OCEAN CITY – Officials with the Maryland Coastal Bays Program (MCBP) and the owner of Mother’s Cantina are looking for restaurants to join an ongoing initiative to reduce Styrofoam usage and the costs associated with going green.
In a Coastal Resources Legislative Committee (Green Team) meeting this week, Ryan James, owner of Mother’s Cantina, and Sandi Smith of MCBP shared their ongoing efforts to incentivize resort restaurants to replace Styrofoam to-go boxes with compostable ones made from pressed sugarcane.
By partnering the restaurants, James said the buying power will essentially reduce the cost of going green.
“Right now what I am looking at is a 12-cent difference between this and its Styrofoam counterpart,” he told the committee. “That is substantial. So what we want to do is buy negotiation and buy this buying power from aligning everybody together, getting that cost down to maybe a three- or four-cent difference.”
Smith said an AmeriCorp intern working with MCBP is currently calling restaurants to form a larger partnership and collect data on each business’s Styrofoam and plastic usage.
“Under the Maryland Coastal Bays umbrella, we are working to identify what Styrofoam and plastic products they use,” she said.
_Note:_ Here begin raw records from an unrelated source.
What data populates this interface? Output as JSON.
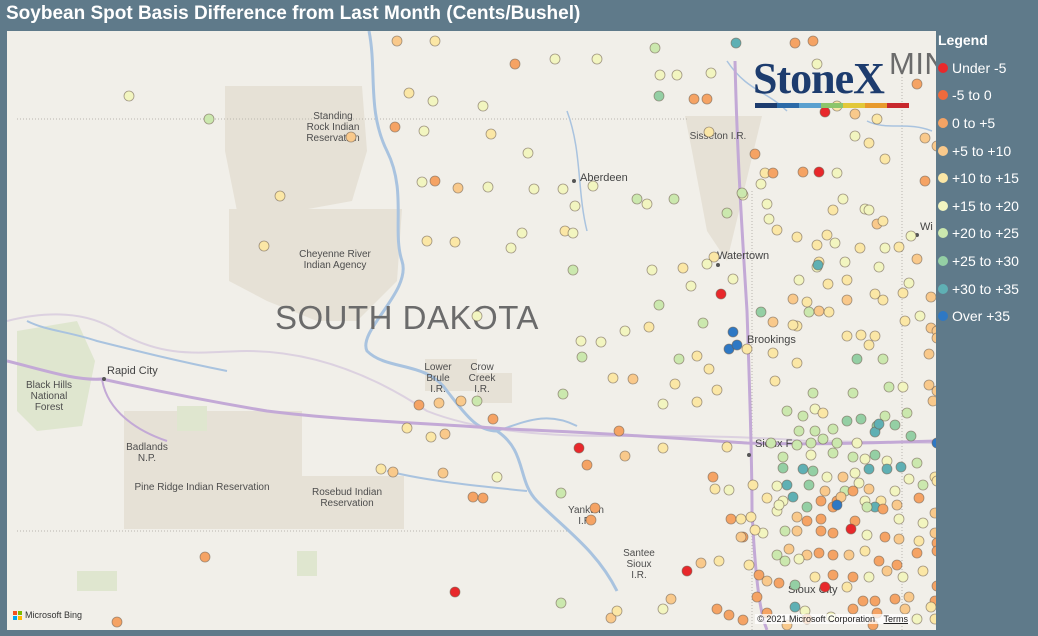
{
  "title": "Soybean Spot Basis Difference from Last Month (Cents/Bushel)",
  "map": {
    "state_label": "SOUTH DAKOTA",
    "partial_state_label": "MIN",
    "places": [
      {
        "id": "standing-rock",
        "text": "Standing\nRock Indian\nReservation"
      },
      {
        "id": "cheyenne-river",
        "text": "Cheyenne River\nIndian Agency"
      },
      {
        "id": "black-hills",
        "text": "Black Hills\nNational\nForest"
      },
      {
        "id": "badlands",
        "text": "Badlands\nN.P."
      },
      {
        "id": "pine-ridge",
        "text": "Pine Ridge Indian Reservation"
      },
      {
        "id": "rosebud",
        "text": "Rosebud Indian\nReservation"
      },
      {
        "id": "lower-brule",
        "text": "Lower\nBrule\nI.R."
      },
      {
        "id": "crow-creek",
        "text": "Crow\nCreek\nI.R."
      },
      {
        "id": "sisseton",
        "text": "Sisseton I.R."
      },
      {
        "id": "yankton",
        "text": "Yankton\nI.R."
      },
      {
        "id": "santee",
        "text": "Santee\nSioux\nI.R."
      }
    ],
    "cities": [
      {
        "id": "aberdeen",
        "text": "Aberdeen"
      },
      {
        "id": "watertown",
        "text": "Watertown"
      },
      {
        "id": "brookings",
        "text": "Brookings"
      },
      {
        "id": "rapid-city",
        "text": "Rapid City"
      },
      {
        "id": "sioux-falls",
        "text": "Sioux F"
      },
      {
        "id": "sioux-city",
        "text": "Sioux City"
      },
      {
        "id": "wi",
        "text": "Wi"
      }
    ],
    "attribution": {
      "bing": "Microsoft Bing",
      "copyright": "© 2021 Microsoft Corporation",
      "terms": "Terms"
    }
  },
  "logo": {
    "text": "StoneX",
    "bar_colors": [
      "#1d3c6e",
      "#2b6aa8",
      "#5aa0cf",
      "#8dc56b",
      "#e2c83a",
      "#e89a2c",
      "#c8282d"
    ]
  },
  "legend": {
    "title": "Legend",
    "items": [
      {
        "label": "Under -5",
        "color": "#e8282b"
      },
      {
        "label": "-5 to 0",
        "color": "#ef6a3c"
      },
      {
        "label": "0 to +5",
        "color": "#f5a364"
      },
      {
        "label": "+5 to +10",
        "color": "#f9c98b"
      },
      {
        "label": "+10 to +15",
        "color": "#fbe7a6"
      },
      {
        "label": "+15 to +20",
        "color": "#f2f5c0"
      },
      {
        "label": "+20 to +25",
        "color": "#cbe8ae"
      },
      {
        "label": "+25 to +30",
        "color": "#94cfa4"
      },
      {
        "label": "+30 to +35",
        "color": "#5fb0b4"
      },
      {
        "label": "Over +35",
        "color": "#2e78c4"
      }
    ]
  }
}
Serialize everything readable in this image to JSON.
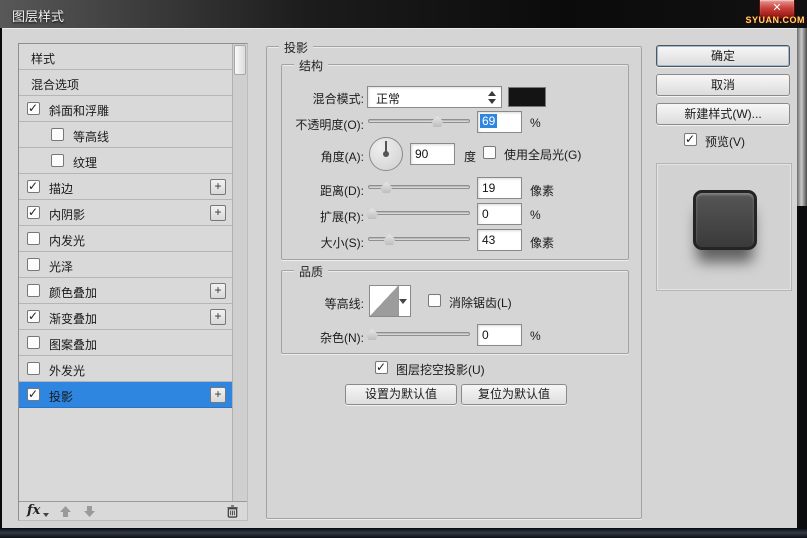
{
  "window": {
    "title": "图层样式",
    "close_glyph": "✕",
    "watermark": "SYUAN.COM"
  },
  "sidebar": {
    "items": [
      {
        "label": "样式"
      },
      {
        "label": "混合选项"
      },
      {
        "label": "斜面和浮雕",
        "checked": true
      },
      {
        "label": "等高线",
        "checked": false
      },
      {
        "label": "纹理",
        "checked": false
      },
      {
        "label": "描边",
        "checked": true,
        "plus": "+"
      },
      {
        "label": "内阴影",
        "checked": true,
        "plus": "+"
      },
      {
        "label": "内发光",
        "checked": false
      },
      {
        "label": "光泽",
        "checked": false
      },
      {
        "label": "颜色叠加",
        "checked": false,
        "plus": "+"
      },
      {
        "label": "渐变叠加",
        "checked": true,
        "plus": "+"
      },
      {
        "label": "图案叠加",
        "checked": false
      },
      {
        "label": "外发光",
        "checked": false
      },
      {
        "label": "投影",
        "checked": true,
        "plus": "+",
        "selected": true
      }
    ],
    "toolbar": {
      "fx": "fx"
    }
  },
  "panel": {
    "title": "投影",
    "structure": {
      "legend": "结构",
      "blend_mode_label": "混合模式:",
      "blend_mode_value": "正常",
      "opacity_label": "不透明度(O):",
      "opacity_value": "69",
      "opacity_unit": "%",
      "angle_label": "角度(A):",
      "angle_value": "90",
      "angle_unit": "度",
      "global_light_label": "使用全局光(G)",
      "distance_label": "距离(D):",
      "distance_value": "19",
      "distance_unit": "像素",
      "spread_label": "扩展(R):",
      "spread_value": "0",
      "spread_unit": "%",
      "size_label": "大小(S):",
      "size_value": "43",
      "size_unit": "像素"
    },
    "quality": {
      "legend": "品质",
      "contour_label": "等高线:",
      "antialias_label": "消除锯齿(L)",
      "noise_label": "杂色(N):",
      "noise_value": "0",
      "noise_unit": "%"
    },
    "knockout_label": "图层挖空投影(U)",
    "set_default_label": "设置为默认值",
    "reset_default_label": "复位为默认值"
  },
  "actions": {
    "ok": "确定",
    "cancel": "取消",
    "new_style": "新建样式(W)...",
    "preview": "预览(V)"
  },
  "colors": {
    "selection": "#2f86e0",
    "blend_swatch": "#141414",
    "accent_red": "#b42318"
  }
}
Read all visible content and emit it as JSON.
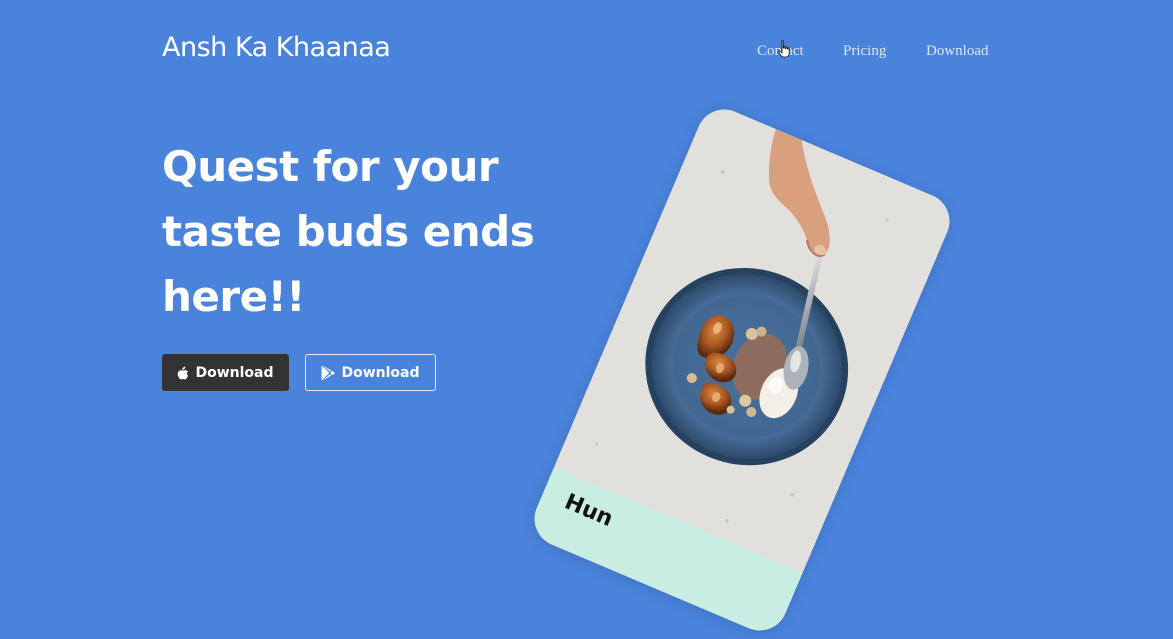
{
  "header": {
    "brand": "Ansh Ka Khaanaa",
    "nav": [
      {
        "label": "Contact"
      },
      {
        "label": "Pricing"
      },
      {
        "label": "Download"
      }
    ]
  },
  "hero": {
    "headline_lines": [
      "Quest for your",
      "taste buds ends",
      "here!!"
    ],
    "buttons": {
      "apple": {
        "label": "Download",
        "icon": "apple-icon"
      },
      "play": {
        "label": "Download",
        "icon": "play-store-icon"
      }
    }
  },
  "phone": {
    "footer_label": "Hun"
  },
  "colors": {
    "background": "#4a83dc",
    "apple_button": "#333336",
    "phone_footer": "#c8eee3"
  }
}
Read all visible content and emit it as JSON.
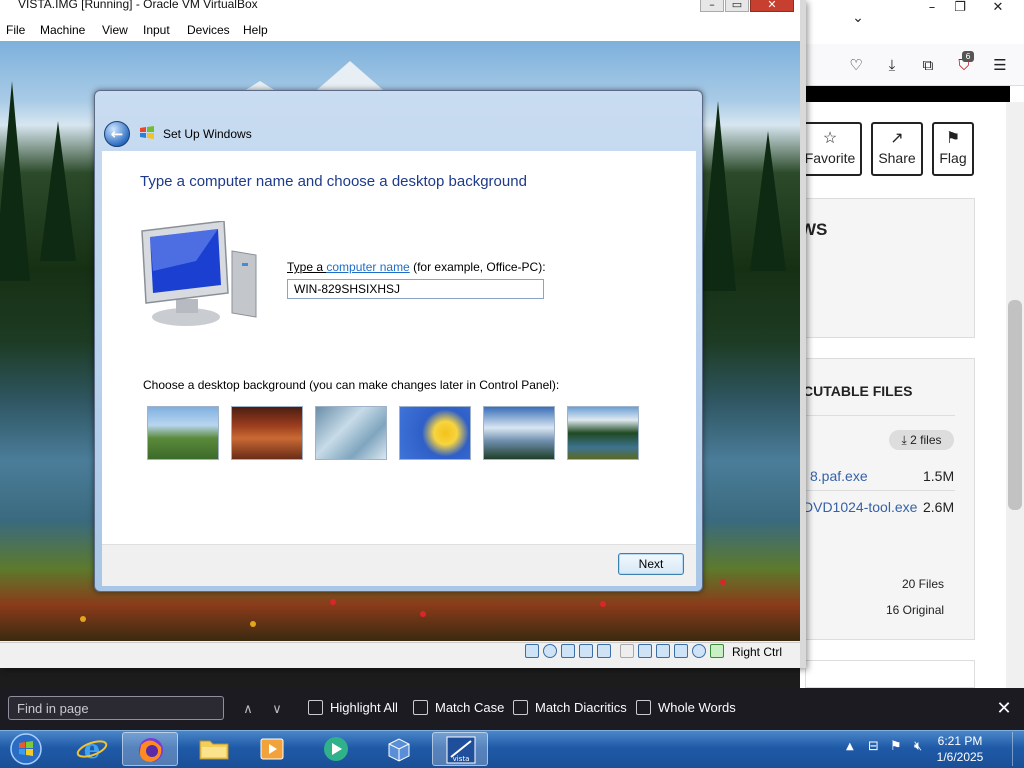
{
  "vbox": {
    "title": "VISTA.IMG [Running] - Oracle VM VirtualBox",
    "menu": [
      "File",
      "Machine",
      "View",
      "Input",
      "Devices",
      "Help"
    ],
    "status_right": "Right Ctrl"
  },
  "dialog": {
    "title": "Set Up Windows",
    "heading": "Type a computer name and choose a desktop background",
    "name_label_prefix": "Type a ",
    "name_label_link": "computer name",
    "name_label_suffix": " (for example, Office-PC):",
    "computer_name": "WIN-829SHSIXHSJ",
    "bg_label": "Choose a desktop background (you can make changes later in Control Panel):",
    "next_label": "Next"
  },
  "firefox": {
    "notif_count": "6",
    "buttons": [
      "Favorite",
      "Share",
      "Flag"
    ],
    "heading_partial": "WS",
    "section_title_partial": "CUTABLE FILES",
    "files_pill": "2 files",
    "files": [
      {
        "name": "8.paf.exe",
        "size": "1.5M"
      },
      {
        "name": "DVD1024-tool.exe",
        "size": "2.6M"
      }
    ],
    "stats": [
      "20 Files",
      "16 Original"
    ]
  },
  "findbar": {
    "placeholder": "Find in page",
    "options": [
      "Highlight All",
      "Match Case",
      "Match Diacritics",
      "Whole Words"
    ]
  },
  "taskbar": {
    "time": "6:21 PM",
    "date": "1/6/2025"
  },
  "colors": {
    "dialog_heading": "#1e3a8a",
    "link": "#1e6ec8",
    "taskbar": "#1f5aa8"
  }
}
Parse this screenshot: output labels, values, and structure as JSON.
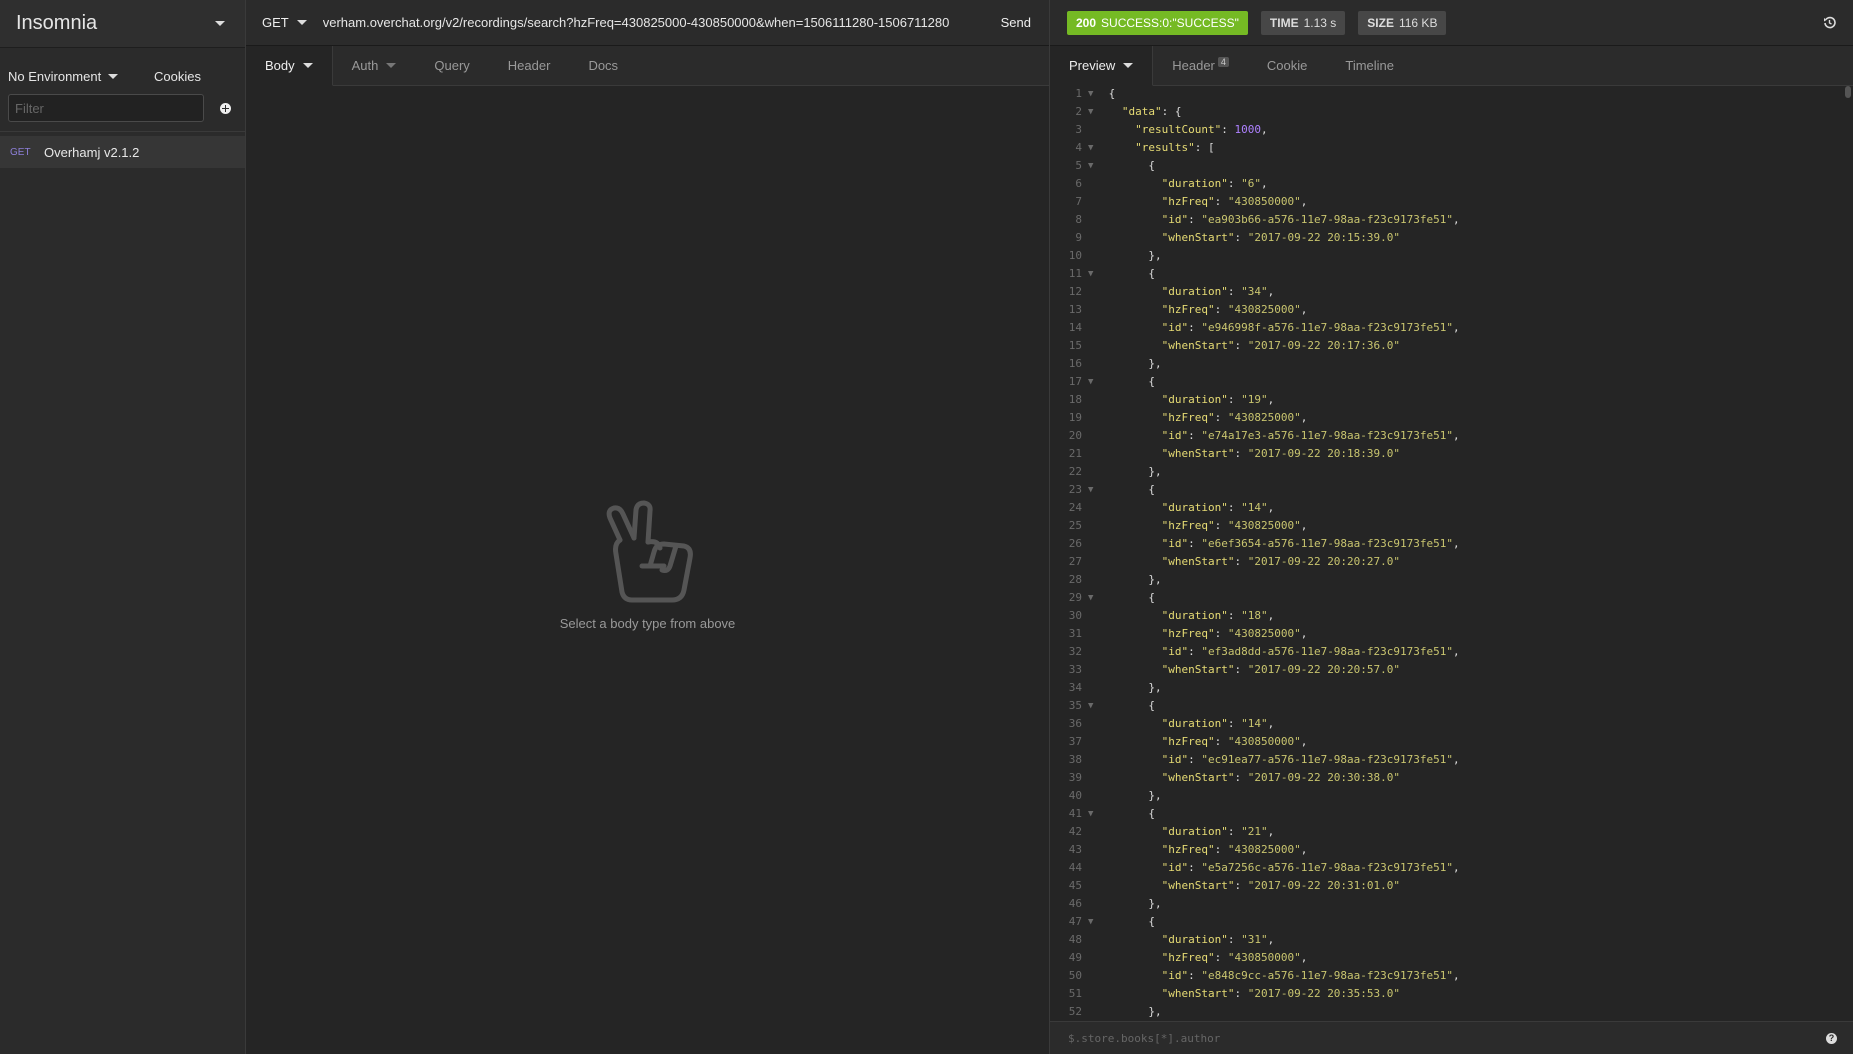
{
  "app": {
    "title": "Insomnia"
  },
  "sidebar": {
    "environment": "No Environment",
    "cookies": "Cookies",
    "filter_placeholder": "Filter",
    "requests": [
      {
        "method": "GET",
        "name": "Overhamj v2.1.2"
      }
    ]
  },
  "request": {
    "method": "GET",
    "url": "verham.overchat.org/v2/recordings/search?hzFreq=430825000-430850000&when=1506111280-1506711280",
    "send_label": "Send",
    "tabs": [
      "Body",
      "Auth",
      "Query",
      "Header",
      "Docs"
    ],
    "empty_hint": "Select a body type from above"
  },
  "response": {
    "status_code": "200",
    "status_text": "SUCCESS:0:\"SUCCESS\"",
    "time_label": "TIME",
    "time_value": "1.13 s",
    "size_label": "SIZE",
    "size_value": "116 KB",
    "tabs": [
      "Preview",
      "Header",
      "Cookie",
      "Timeline"
    ],
    "header_count": "4",
    "filter_placeholder": "$.store.books[*].author",
    "results": [
      {
        "duration": "6",
        "hzFreq": "430850000",
        "id": "ea903b66-a576-11e7-98aa-f23c9173fe51",
        "whenStart": "2017-09-22 20:15:39.0"
      },
      {
        "duration": "34",
        "hzFreq": "430825000",
        "id": "e946998f-a576-11e7-98aa-f23c9173fe51",
        "whenStart": "2017-09-22 20:17:36.0"
      },
      {
        "duration": "19",
        "hzFreq": "430825000",
        "id": "e74a17e3-a576-11e7-98aa-f23c9173fe51",
        "whenStart": "2017-09-22 20:18:39.0"
      },
      {
        "duration": "14",
        "hzFreq": "430825000",
        "id": "e6ef3654-a576-11e7-98aa-f23c9173fe51",
        "whenStart": "2017-09-22 20:20:27.0"
      },
      {
        "duration": "18",
        "hzFreq": "430825000",
        "id": "ef3ad8dd-a576-11e7-98aa-f23c9173fe51",
        "whenStart": "2017-09-22 20:20:57.0"
      },
      {
        "duration": "14",
        "hzFreq": "430850000",
        "id": "ec91ea77-a576-11e7-98aa-f23c9173fe51",
        "whenStart": "2017-09-22 20:30:38.0"
      },
      {
        "duration": "21",
        "hzFreq": "430825000",
        "id": "e5a7256c-a576-11e7-98aa-f23c9173fe51",
        "whenStart": "2017-09-22 20:31:01.0"
      },
      {
        "duration": "31",
        "hzFreq": "430850000",
        "id": "e848c9cc-a576-11e7-98aa-f23c9173fe51",
        "whenStart": "2017-09-22 20:35:53.0"
      }
    ],
    "result_count": "1000"
  }
}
The compiled list of participating businesses, she said, would then be sent to packers, who will give their best prices.
“We’re contacting them not to sell a product, but create a volume list so we can try to bring a 12-cent price down to an eight-cent price,” she said. “So that would be closer to the six-cent Styrofoam price.”
James said he was in contact with multiple packers over the weekend who he said would provide a cost once the volume list was sent to them.
If the restaurants agree to partake in the voluntary program, they will receive a reduced price per container and will be promoted as an environmentally friendly business, according to Smith.
Councilman Tony DeLuca acknowledged the price difference as being a contributing factor in choosing Styrofoam products over compostable ones and said selling the idea would be beneficial to the success of the program.
“The best thing you can do is sell it,” he said. “I was in the restaurant business for a long, long time and I am familiar with moving from Styrofoam to paper, and what that does to your paper cost is huge.”
He added, “That’s what matters to a restaurant person, when you talk about paper costs, food costs and labor.”
James said businesses could also offset the remaining price difference by adding a modifier on to-go orders, such as a three-cent fee.
“I think 99 percent of our customers aren’t going to be upset about it,” James said, adding that those who are have the option of bringing in their own containers.
James added that the sugarcane boxes themselves are structurally sound and eliminate the need for restaurants to line the containers with foil or wax paper.
“Once people start buying, Styrofoam will be more expensive,” DeLuca said. “That’s our goal.”
In the upcoming weeks, Smith said the team would be reaching out to other restaurants and will continue the initiative, which they started in the middle of last summer.